PS : un accès de déraison

Montebourg et Hamon, hier (Photo AFP)

Montebourg et Hamon, hier
(Photo AFP)

Le débat d’hier entre les candidats à l’investiture de la gauche était certes plus vif que le précédent. Il n’en a pas moins produit des propositions éloignées des besoins de la société française et complètement décalées par la réalité du monde telle que l’imposent des hommes comme Trump ou Poutine.

ON ATTEND toujours qu’un candidat de la gauche nous expose un plan de lutte contre le chômage et le désendettement, un plan de relance de l’économie française, un plan qui apporte de l’espoir aux électeurs et qui, en résolvant le problème national numéro un, préparera les remèdes à d’autres maux.

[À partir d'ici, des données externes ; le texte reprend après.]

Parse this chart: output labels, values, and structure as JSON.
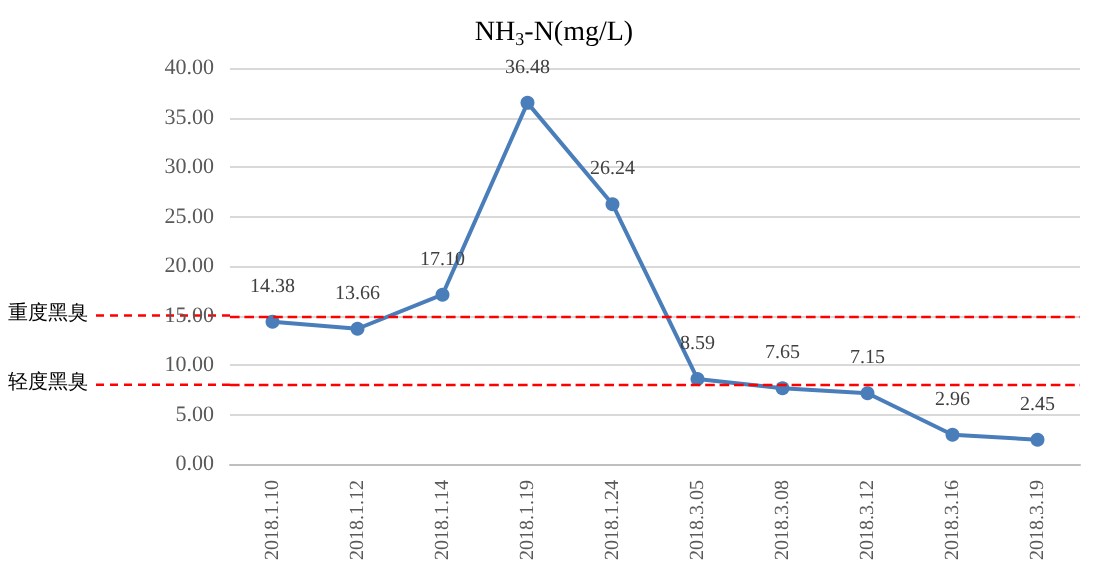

Mais tout se passe comme s’il était préférable de ne pas prendre d’engagements sur la création d’emplois, l’investissement dans l’économie marchande, l’équilibre budgétaire. En revanche, nous avons eu droit à quelques idées sur la dépénalisation du cannabis et sur l’immigration. Benoît Hamon, par exemple, propose la création d’un visa humanitaire grâce auquel tout migrant, qu’il soit incité à venir en Europe pour des raisons politiques ou économiques, saura, avant de partir, qu’il sera accueilli à bras ouverts.

Générosité ou naïveté.

J’ai toujours défendu l’idée que, une fois que les migrants sont chez nous, ils doivent être protégés et soignés. Feindre de les ignorer serait catastrophique pour la santé publique ; leurs bidonvilles défigureraient le paysage, leur détresse deviendrait rapidement insupportable, leur dénuement les pousserait vers la délinquance. Cela ne signifie pas que nous devions les encourager à venir. M. Hamon et d’autres intervenants, par exemple Arnaud Montebourg, ont insisté sur les investissements que la France doit faire dans les pays d’où viennent les immigrants clandestins. Ce sont les mêmes qui dénoncent la mondialisation. Or c’est la mondialisation qui a permis à des centaines de millions de Chinois, d’Indiens, d’Indonésiens et maintenant d’Africains de sortir de la misère et d’accéder à la classe moyenne. On ne peut donc pas à la fois combattre la mondialisation et tarir la source de l’immigration massive. Tant que nous avons aidé l’Afrique en lui accordant des dons et des prêts, l’argent a plus souvent alimenté la corruption qu’il n’a amélioré les conditions sociales en Afrique. Avec la mondialisation, le développement africain est certes inégal mais il existe. Et certains pays sont devenus des modèles de croissance.
Je suis convaincu que le débat sur la dépénalisation du cannabis est essentiel mais il me semble que, si nous avions moins de chômeurs, moins de précarité et moins d’inégalités sociales, nous aurions aussi moins de toxicomanes. Voilà pourquoi je réclame un plan économique et social s’adressant à une crise de la croissance et de la dette qui affecte la France plus que d’autres pays européens. Pour la gauche, le meilleur moyen de ne pas entrer dans le débat au sujet de l’aggiornamento indispensable du parti socialiste est occulté par ceux qui, comme M. Hamon, M. Montebourg ou M. Peillon; veulent encore nous faire croire qu’il y a un salut pour la France dans un retour aux sources du socialisme.

Thé ou whisky.

Ainsi, tous les candidats à la primaire, y compris Manuel Valls, contraint de jouer la carte du rassemblement, sont enfermés dans une logique qui les conduit à préconiser, pour une économie marchande, des thérapies qui restent inscrites dans les « valeurs » du socialisme mais qui ne sont pas efficaces quand on les applique. Jean-Luc Mélenchon a très bien compris qu’une bonne partie de l’électorat réclame une rasade de whisky quand les candidats à la primaire offrent une tasse de thé. De la même manière, Emmanuel Macron, convaincu par l’expérience qu’il est impossible de changer le PS, a décidé de faire son étendard du pragmatisme économique.
M. Valls est incontestablement l’homme le plus capable de faire évoluer le parti et il a le sens de l’État. Je ne suis pas sûr que ses concurrents aient une dimension égale à la sienne. Mais, dimanche, ils se sont ligués contre lui, tandis que M. Macron fait salle comble chaque fois qu’il organise un meeting et s’apprête à lui prendre un électorat qui, sans M. Macron, aurait bien choisi M. Valls. La primaire de la gauche ne décidera rien, sinon qu’elle servira, comme le souligne l’ancien Premier ministre, à légitimer le vainqueur. Mais l’affaire se jouera après. MM. Macron et Mélenchon poursuivront leur montée en puissance et il n’est pas impossible qu’ils passent, au premier tour, devant le candidat issu de la primaire.